I'm currently experimenting with different window managers. I'd like to ditch
GNOME for something better suited for my old laptop. I'm also an
Ion3 refugee (that's a tiling X window manager that I use at work). So I'm looking for a keyboard centric, low on resources, window manager that can also handle floating windows.
If it weren't for the floating windows bit, I would probably use
ratpoison (I would actually go for
stumpwm, but it's too slow on my box). I've narrowed it down to
wmii,
awesome and
xmonad. But enough about that - I'll post here as soon as the dust settles down.
What I found out so far was that my X server was not configured properly. Under any of these window managers, fonts look too small when compared to GNOME. At first I attributed it to the fact that the GNOME settings daemon was not running.
I found out that I couldn't just run
gnome-settings-daemon - it complained that
gnome-session wan't running, so I launched it. This did seem to solve the font size problem, but created a new one - it automatically launched all the GNOME cruft with it: panels, desktop/nautilus, etc.
I fiddled a bit with
~/.gnome2/session, trying to setup a minimal session, without losing the original default session. No luck. GNOME is a stubborn beast. Sigh.
Applying Google thinking to the problem hinted that this was a DPI issue. On GNOME I found out (through the oh-so-obvious System->Preferences->Appearance->Fonts->Details...) that it was configured as if 96 pixels spanned one inch. The X server, on the other hand, decided that 75 dots per inch is the correct value (I checked this with the oh-so-toolkit-approach
xdpyinfo | grep dots ).
Turns out that both values are incorrect. I used a measuring tape and
Google Calculator to calculate the actual DPI: 90x90 (1024x768 pixels, 289x217 mm physical size). X was not detecting the screen size (it was set to 0x0 mm), so it picked 75 DPI. GNOME was not following suit for some reason (I may have modified the value manually at some point, but I'm not sure).

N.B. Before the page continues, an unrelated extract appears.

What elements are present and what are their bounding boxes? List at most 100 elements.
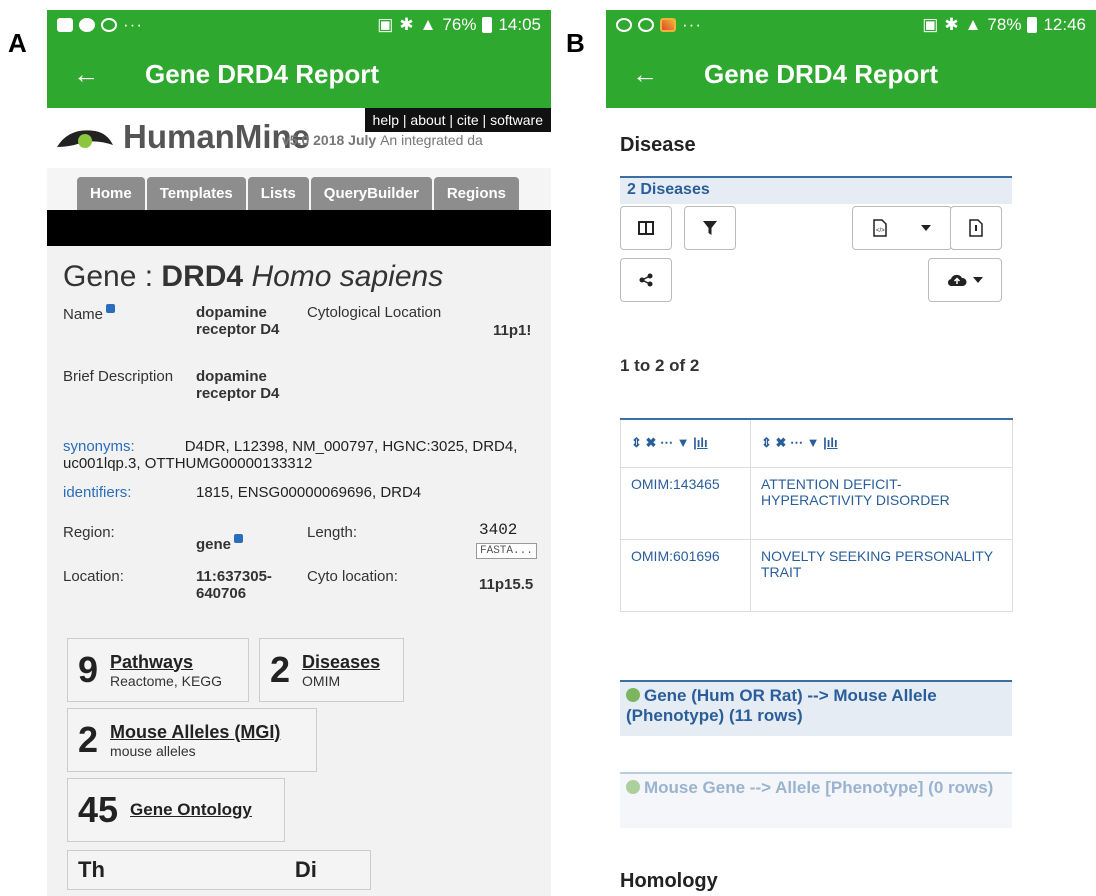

The solution was to force the X server to 90 DPI:
- In GNOME: System->Administration->Login Window
or, from the GDM login screen: Actions->Configure the login manager (tick, press OK)
or, from a terminal
gksu -u root gdmsetup
- go to Security->Configure X Server...->Command
- add -dpi 90 (or whatever value matches your setup), to get:
/usr/bin/X -audit 0 -dpi 90 - logout
- restart GDM:
invoke-rc.d gdm restart
- login again
Make sure you configure GNOME to use the same DPI.
With the DPI set correctly you should be able to clearly read text rendered with a 10pt font, as long as your (assisted) eyesight is 20/20.
[6 Mar. 2008]
UPDATE: even after solving this issue I got huge fonts showing up in OpenOffice.org menus. The fonts were OK in GNOME.
While trying to resolve the issue I launched
gnome-settings-daemon by mistake under
ratpoison, and, contrary to my previous attempt (see text above), it just worked - the fonts in OOo are OK now. A recent upgrade of
gnome-control-center must have fixed the behavior of
gnome-settings-daemon.
So I now launch
gnome-settings-daemon when
ratpoison is launched, with this line in
~/.ratpoisonrc:
exec gnome-settings-daemon
This also has a nice side effect - the GNOME control center can be used to control stuff: screensaver, keyboard shortcuts, mouse handedness, background image, themes, etc. Doing these manually using
xscreensaver,
xmodmap,
xsetroot, etc. can be quite a PITA.
It's interesting to note that if it weren't for my problem to launch
gnome-settings-daemon, I wouldn't have hit the DPI problem.
[15 Mar. 2008]
UPDATE #2: well, guess what? my DPI troubles continue... Let's just say that you need to put the following line in
~/.Xresources for correct font rendering (got this from a nice article about
X Server DPI):
Xft.dpi: 90
(replace 90 with the correct DPI settings).